Key Experimental Results

Main Results

Dataset Event Scale Metric Ours Prev. SOTA Gain
N-Caltech101 ~\(10^6\) Top-1 94.60% EventDance: 92.35% +2.25%
N-Imagenet ~\(10^6\) Top-1 61.32% MEM: 57.89% +3.43%
PAF ~\(10^7\) Top-1 98.28% ExACT: 94.83% +3.45%
SeAct ~\(10^7\) Top-1 66.38% ExACT: 66.07% +0.38%
HARDVS ~\(10^7\) Top-1 98.41% S5-ViT: 95.98% +8.31%
ArDVS100 ~\(10^9\) Top-1 97.35% S5-ViT: 93.39% +3.96%
TemArDVS100 ~\(10^9\) Top-1 89.00% S5-ViT: 79.62% +9.38%
Real-ArDVS10 ~\(10^9\) Top-1 100% S5-ViT: 93.33% +6.67%

Ablation Study

Configuration PAF Top-1 ArDVS100 Top-1 Notes
No sampling 92.90% 92.31% All frames used directly
Random sampling 92.98% 92.23% Random selection of \(K\) frames
PEAS 93.33% 92.84% +0.35% / +0.61%
PEAS + MSG 94.83% 93.85% +1.85% / +1.62%
Frequency Generalization Performance Drop: Train 60 Hz → Infer 100 Hz
Time-window baseline −20.69%
Event-count baseline ~−15%
PASS −8.62%

Key Findings

  • Although PEAS compresses the number of frames, the selected frames retain task-critical information (outperforming the no-sampling baseline by +0.43%).
  • The two components of the MSG loss are complementary: IEMI reduces redundancy (+0.77%), while WEIE further reduces selection randomness (an additional +1.08%).
  • PASS maintains strong performance (97.35%) on \(10^9\)-scale events, where baseline methods struggle with such long sequences.
  • Frequency generalization is a core advantage of PASS: regardless of whether training is conducted at 20 Hz, 60 Hz, or 100 Hz, cross-frequency inference performance degrades by at most 8.62%.

Highlights & Insights

  • Natural fit between SSM and event cameras: The linear complexity and frequency generalization of SSMs align perfectly with the high temporal resolution characteristics of event streams.
  • Information-theoretic frame selection: Using information entropy and mutual information as selection guidance signals is more principled than heuristic rules.
  • End-to-end selection via Gumbel Softmax: Differentiable frame selection enables end-to-end training of PEAS, avoiding the complexity of two-stage training pipelines.
  • Self-constructed long-sequence datasets: ArDVS100 and TemArDVS100 fill the gap in \(10^9\)-scale event recognition benchmarks.
  • Practical significance of frequency generalization: In real-world deployment, inference frequencies often differ from training frequencies; the strong generalization of PASS substantially reduces deployment difficulty.

Limitations & Future Work

  • Larger-scale VideoMamba models exhibit overfitting, necessitating better regularization strategies.
  • The number of selected frames \(K\) is set manually and cannot be determined adaptively.
  • Event-frame representation is only one of many event representations; comparisons with voxel grids, time surfaces, and other representations are insufficient.
  • The self-constructed datasets are synthesized by concatenation, which may introduce distribution gaps relative to real-world continuous long-duration event streams.
  • vs.
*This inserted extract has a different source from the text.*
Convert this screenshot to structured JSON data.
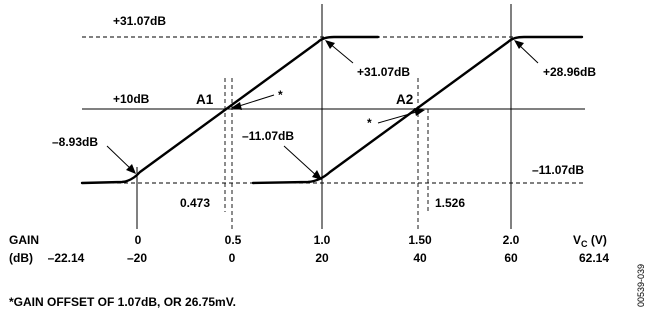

ExACT: ExACT brute-forces the problem with a 471M-parameter model, whereas PASS achieves superior results more efficiently with 74M parameters.
  • vs. S5-ViT: S5-ViT is the first to introduce SSMs into event-based detection but addresses frequency generalization via a low-pass constraint loss; PASS tackles frequency generalization more fundamentally through frame selection.
  • vs. VideoMamba: PASS builds upon VideoMamba but introduces the PEAS module and MSG loss tailored to event-stream characteristics, rather than directly applying the original framework.

Rating

  • Novelty: ⭐⭐⭐⭐ — The motivation for applying SSMs to event-based recognition is natural; PEAS + MSG exhibits originality, though it does not represent a breakthrough contribution.
  • Experimental Thoroughness: ⭐⭐⭐⭐⭐ — Five public datasets plus three self-constructed datasets, comprehensive frequency generalization experiments, and thorough ablation studies.
  • Writing Quality: ⭐⭐⭐⭐ — Problem formulation is clear and figures are abundant, though some notation in the equations is slightly ambiguous.
  • Value: ⭐⭐⭐⭐ — Provides an efficient long-sequence modeling solution for event-based recognition; the frequency generalization property offers strong practical utility.